Two people cured of Ebola using two experimental treatments have been released from a treatment centre in eastern Democratic Republic of Congo and reunited with their families.
They had been among a group of four diagnosed in Goma, the largest city affected by the outbreak that has so far killed at least 1,800 people. The two others in that group have since died.
The survivors are the widow and child of a man who died after contracting Ebola.
Scientists however are hopeful that Ebola may soon be a preventable and treatable disease after promising clinical trials of two drugs which, according to expert Dr Sabue Mulangu, saw 60 per cent of the 681 patients survive.

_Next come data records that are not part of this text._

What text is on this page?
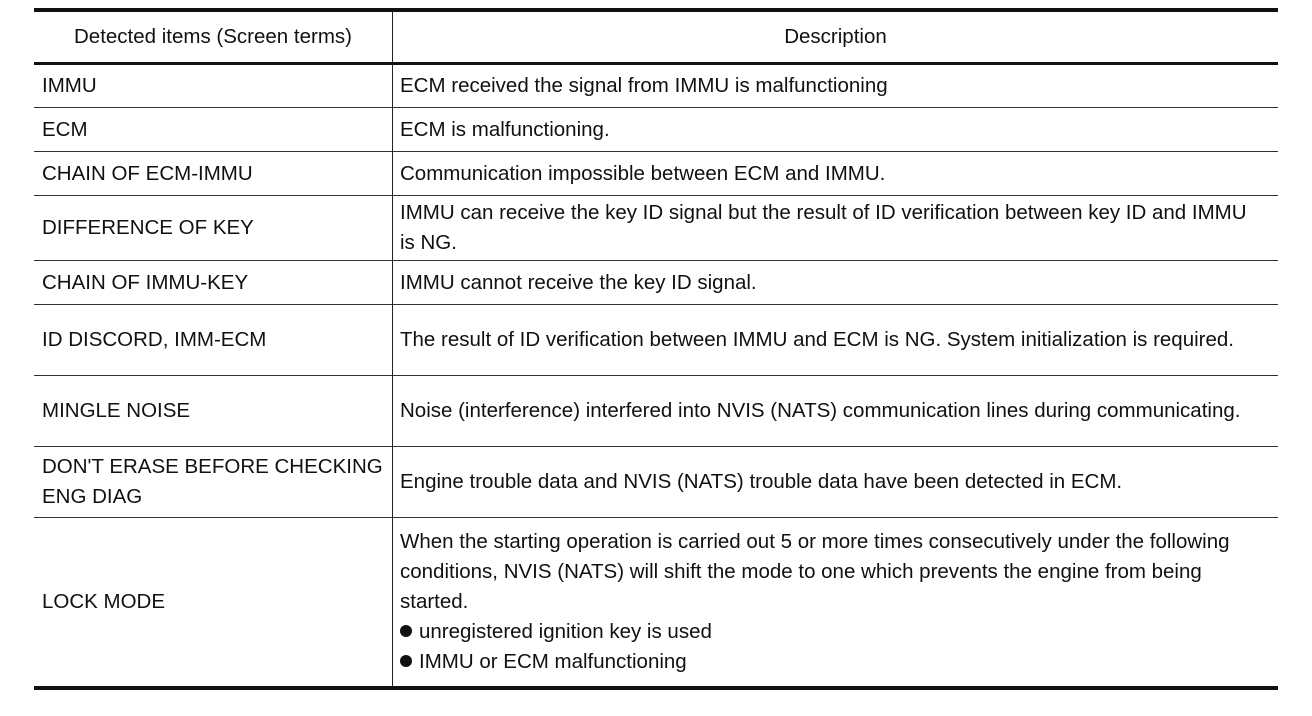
Detected items (Screen terms)	Description
IMMU	ECM received the signal from IMMU is malfunctioning
ECM	ECM is malfunctioning.
CHAIN OF ECM-IMMU	Communication impossible between ECM and IMMU.
DIFFERENCE OF KEY	IMMU can receive the key ID signal but the result of ID verification between key ID and IMMU is NG.
CHAIN OF IMMU-KEY	IMMU cannot receive the key ID signal.
ID DISCORD, IMM-ECM	The result of ID verification between IMMU and ECM is NG. System initialization is required.
MINGLE NOISE	Noise (interference) interfered into NVIS (NATS) communication lines during communicating.
DON'T ERASE BEFORE CHECKING ENG DIAG	Engine trouble data and NVIS (NATS) trouble data have been detected in ECM.
LOCK MODE	When the starting operation is carried out 5 or more times consecutively under the following conditions, NVIS (NATS) will shift the mode to one which prevents the engine from being started.
unregistered ignition key is used
IMMU or ECM malfunctioning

With early diagnosis and treatment, however, more than 90 per cent of infected people can survive if they are given REGN-EB3 and mAb114, researchers say.
These two drugs were developed using antibodies harvested from survivors of Ebola. Trials were then co-ordinated by the World Health Organization, and its panel has now recommended the treatments for use by all patients.
The drugs work by attacking the Ebola virus with antibodies, neutralising its impact on human cells.
The current outbreak in eastern DR Congo began in August last year and is the biggest of the 10 to hit the country since 1976, when the virus was first discovered.
But it is dwarfed by the West African epidemic of 2014-16, which affected 28,616 people mainly in Guinea, Liberia and Sierra Leone. About 11,310 people died in what was the largest outbreak of the virus ever recorded.